Drawings from Darwin’s formative journey now online
Intricate pencil drawings and watercolours made by Conrad Martens, shipmate to Darwin as they travelled around South America on the HMS Beagle, has been digitised on the Cambridge University's Digital Library.world Updated: Jan 06, 2015 11:23 IST
Tiny sketchbooks that bring to life one of the most famous voyages in history – when Charles Darwin formulated most of his scientific thoughts in the early 19th century– have now been digitised and made available online for the first time by the University of Cambridge.
The intricate pencil drawings and watercolours in the sketchbooks were made by Conrad Martens, shipmate to Darwin as they travelled around South America on the HMS Beagle.
All of Martens’ Beagle sketches is available for free through Cambridge University Library’s Digital Library.
Alison Pearn of the Darwin Correspondence project at the university said: “Darwin described the Beagle voyage as the most formative experience of his life and to see it through the eyes of one of his companions is a very vivid reminder of the reality of that journey.”
She added: “Martens' sketches are a visual counterpart to Darwin’s letters home.

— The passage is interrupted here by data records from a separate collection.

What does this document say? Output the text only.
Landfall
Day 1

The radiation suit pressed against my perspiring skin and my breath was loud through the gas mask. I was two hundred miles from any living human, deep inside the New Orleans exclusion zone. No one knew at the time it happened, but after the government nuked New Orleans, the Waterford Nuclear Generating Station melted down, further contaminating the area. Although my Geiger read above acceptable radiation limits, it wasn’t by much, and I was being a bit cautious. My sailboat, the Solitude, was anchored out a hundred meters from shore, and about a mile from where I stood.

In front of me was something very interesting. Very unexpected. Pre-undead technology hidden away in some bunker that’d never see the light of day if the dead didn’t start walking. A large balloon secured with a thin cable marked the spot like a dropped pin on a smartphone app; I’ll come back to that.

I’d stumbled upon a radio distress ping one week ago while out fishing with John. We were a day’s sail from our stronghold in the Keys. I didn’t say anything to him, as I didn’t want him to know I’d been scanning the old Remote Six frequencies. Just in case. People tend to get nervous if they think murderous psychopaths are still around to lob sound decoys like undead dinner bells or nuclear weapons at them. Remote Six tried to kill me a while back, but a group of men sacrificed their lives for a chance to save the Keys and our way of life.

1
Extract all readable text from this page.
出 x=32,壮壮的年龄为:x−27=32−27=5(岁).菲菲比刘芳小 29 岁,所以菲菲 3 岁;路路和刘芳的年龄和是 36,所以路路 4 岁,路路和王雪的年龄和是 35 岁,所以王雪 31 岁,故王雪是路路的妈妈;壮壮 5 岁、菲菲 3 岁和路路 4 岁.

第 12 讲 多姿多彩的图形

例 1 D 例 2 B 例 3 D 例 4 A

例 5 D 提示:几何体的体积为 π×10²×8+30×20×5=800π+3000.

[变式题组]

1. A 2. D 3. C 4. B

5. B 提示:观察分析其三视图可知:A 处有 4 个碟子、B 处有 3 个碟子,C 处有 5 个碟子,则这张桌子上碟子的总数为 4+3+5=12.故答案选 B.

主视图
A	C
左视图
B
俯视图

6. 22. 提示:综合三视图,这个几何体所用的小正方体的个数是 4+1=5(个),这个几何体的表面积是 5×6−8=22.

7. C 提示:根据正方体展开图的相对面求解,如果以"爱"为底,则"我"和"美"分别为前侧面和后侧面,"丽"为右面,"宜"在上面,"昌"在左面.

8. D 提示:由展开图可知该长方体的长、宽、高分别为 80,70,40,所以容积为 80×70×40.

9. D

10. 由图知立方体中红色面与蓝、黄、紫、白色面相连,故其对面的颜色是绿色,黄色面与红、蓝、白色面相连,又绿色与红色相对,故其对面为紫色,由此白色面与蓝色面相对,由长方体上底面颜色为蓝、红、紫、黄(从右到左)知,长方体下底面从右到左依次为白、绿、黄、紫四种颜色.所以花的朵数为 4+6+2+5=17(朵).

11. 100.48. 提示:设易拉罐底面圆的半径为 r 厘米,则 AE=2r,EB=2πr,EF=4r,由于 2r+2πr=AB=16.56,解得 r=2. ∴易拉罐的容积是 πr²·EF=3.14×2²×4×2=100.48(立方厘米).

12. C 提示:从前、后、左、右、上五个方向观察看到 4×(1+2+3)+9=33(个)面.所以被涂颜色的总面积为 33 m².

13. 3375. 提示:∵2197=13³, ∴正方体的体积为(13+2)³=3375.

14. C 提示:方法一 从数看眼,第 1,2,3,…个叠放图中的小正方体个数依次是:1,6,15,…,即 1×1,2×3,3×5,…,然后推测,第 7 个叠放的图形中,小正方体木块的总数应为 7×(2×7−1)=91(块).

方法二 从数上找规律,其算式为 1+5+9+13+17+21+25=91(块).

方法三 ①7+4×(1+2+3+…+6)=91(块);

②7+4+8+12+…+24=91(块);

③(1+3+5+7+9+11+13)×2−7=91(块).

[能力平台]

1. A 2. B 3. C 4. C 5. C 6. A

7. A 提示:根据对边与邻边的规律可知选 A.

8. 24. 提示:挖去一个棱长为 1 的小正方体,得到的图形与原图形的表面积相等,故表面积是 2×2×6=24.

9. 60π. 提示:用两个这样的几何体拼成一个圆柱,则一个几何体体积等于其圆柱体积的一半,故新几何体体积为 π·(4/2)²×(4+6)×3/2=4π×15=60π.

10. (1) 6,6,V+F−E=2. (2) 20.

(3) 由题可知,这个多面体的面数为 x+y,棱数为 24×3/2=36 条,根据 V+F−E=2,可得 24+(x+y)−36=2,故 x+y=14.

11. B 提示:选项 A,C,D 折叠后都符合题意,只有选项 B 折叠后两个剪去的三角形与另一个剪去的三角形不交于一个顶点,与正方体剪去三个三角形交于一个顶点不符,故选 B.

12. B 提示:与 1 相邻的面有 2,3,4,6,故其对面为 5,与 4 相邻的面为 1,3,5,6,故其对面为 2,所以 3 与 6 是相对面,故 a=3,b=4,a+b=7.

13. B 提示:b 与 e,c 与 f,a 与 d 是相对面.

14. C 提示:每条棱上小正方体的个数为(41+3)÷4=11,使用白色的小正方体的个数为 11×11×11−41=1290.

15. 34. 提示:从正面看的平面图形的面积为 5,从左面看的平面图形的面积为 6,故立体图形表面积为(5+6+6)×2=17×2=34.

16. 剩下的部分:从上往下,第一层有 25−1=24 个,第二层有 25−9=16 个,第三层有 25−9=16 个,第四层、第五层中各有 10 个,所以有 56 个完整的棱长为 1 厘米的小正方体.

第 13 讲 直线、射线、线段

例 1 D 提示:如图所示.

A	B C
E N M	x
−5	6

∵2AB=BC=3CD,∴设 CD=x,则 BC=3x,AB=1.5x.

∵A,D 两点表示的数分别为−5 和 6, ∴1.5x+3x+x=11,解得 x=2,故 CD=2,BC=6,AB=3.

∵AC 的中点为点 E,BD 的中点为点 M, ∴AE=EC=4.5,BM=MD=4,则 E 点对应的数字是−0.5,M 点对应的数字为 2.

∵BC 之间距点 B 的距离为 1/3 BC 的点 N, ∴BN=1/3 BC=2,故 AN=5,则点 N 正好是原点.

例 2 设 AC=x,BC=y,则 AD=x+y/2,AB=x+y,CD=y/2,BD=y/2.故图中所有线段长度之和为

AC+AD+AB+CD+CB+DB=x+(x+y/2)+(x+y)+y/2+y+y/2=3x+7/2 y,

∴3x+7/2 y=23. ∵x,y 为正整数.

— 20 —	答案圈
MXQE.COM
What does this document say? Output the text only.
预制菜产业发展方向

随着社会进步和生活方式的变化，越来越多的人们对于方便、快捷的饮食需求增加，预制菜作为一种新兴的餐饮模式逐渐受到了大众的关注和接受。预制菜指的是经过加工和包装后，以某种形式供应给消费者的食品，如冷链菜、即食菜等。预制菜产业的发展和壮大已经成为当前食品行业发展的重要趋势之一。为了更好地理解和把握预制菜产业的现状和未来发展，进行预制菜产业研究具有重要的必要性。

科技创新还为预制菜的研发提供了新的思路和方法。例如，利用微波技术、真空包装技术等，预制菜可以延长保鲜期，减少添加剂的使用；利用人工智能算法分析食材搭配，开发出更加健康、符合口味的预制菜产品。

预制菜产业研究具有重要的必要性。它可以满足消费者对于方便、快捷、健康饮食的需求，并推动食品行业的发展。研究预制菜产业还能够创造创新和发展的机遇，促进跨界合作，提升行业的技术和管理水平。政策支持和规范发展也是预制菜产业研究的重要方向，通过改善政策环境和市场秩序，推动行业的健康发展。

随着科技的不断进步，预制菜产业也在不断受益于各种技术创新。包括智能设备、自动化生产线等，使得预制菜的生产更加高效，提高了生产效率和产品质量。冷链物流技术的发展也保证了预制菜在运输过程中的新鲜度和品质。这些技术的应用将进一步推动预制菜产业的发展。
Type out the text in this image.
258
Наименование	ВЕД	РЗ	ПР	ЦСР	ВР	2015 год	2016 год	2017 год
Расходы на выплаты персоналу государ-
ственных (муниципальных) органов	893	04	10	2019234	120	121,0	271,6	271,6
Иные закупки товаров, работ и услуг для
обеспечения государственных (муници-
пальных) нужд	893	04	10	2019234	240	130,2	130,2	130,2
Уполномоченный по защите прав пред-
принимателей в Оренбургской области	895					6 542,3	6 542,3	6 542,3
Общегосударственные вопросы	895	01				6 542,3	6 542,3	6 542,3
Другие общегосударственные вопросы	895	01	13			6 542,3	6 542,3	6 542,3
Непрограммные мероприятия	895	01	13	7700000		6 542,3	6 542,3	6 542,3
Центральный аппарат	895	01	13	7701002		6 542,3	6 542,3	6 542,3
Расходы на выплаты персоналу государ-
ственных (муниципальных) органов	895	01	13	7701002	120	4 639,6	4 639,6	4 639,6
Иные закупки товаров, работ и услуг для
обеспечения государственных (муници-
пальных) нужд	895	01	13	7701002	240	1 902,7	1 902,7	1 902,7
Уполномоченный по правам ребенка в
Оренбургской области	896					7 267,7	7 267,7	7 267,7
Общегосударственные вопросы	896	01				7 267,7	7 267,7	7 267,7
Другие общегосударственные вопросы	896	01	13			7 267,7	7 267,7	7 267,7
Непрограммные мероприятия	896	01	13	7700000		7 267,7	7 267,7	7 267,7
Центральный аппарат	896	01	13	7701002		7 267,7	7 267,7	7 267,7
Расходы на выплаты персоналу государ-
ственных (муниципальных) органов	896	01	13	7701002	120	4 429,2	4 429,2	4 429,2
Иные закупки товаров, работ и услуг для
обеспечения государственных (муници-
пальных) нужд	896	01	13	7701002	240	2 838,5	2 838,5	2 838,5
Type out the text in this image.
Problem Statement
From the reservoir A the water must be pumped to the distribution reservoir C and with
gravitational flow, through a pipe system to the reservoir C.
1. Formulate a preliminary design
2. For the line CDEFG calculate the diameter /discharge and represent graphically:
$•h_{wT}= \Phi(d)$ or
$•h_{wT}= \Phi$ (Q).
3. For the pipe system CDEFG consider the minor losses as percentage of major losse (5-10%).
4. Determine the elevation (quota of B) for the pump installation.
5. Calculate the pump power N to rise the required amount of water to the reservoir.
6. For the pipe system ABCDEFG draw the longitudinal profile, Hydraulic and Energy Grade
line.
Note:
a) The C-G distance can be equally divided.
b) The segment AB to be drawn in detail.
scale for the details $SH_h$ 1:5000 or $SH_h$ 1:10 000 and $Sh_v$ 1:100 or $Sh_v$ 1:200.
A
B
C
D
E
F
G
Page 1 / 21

Both bring to life a really remarkable adventure in a vast and remote part of the world.”
Martens made the drawings between the summer of 1833 and the early months of 1835. The Cambridge University Library owns his two sketchbooks from this period.
"These drawings were made almost two centuries ago but even now, they still really vividly bring to life one of the most famous voyages in the world and arguably the most famous in the history of science,” said Pearn
“Each of these pages is only 14cm by 20cm. It’s wonderful that everyone now has the opportunity to flick through these sketchbooks in their virtual representation and to follow the journey as Martens and Darwin saw it unfold.”
The first sketchbook begins just before Martens heard that the Beagle was looking for a new ship’s artist, capturing street life in Montevideo in August 1833. The later sketches give a sense of how hard and difficult the journey must have been, both on sea and land, in uncharted territory.
Martens did not have much time to make his sketches and the notebooks are littered with hastily-scribbled notes to himself about colours, textures and the geology of the landscapes before him, the university said on Monday.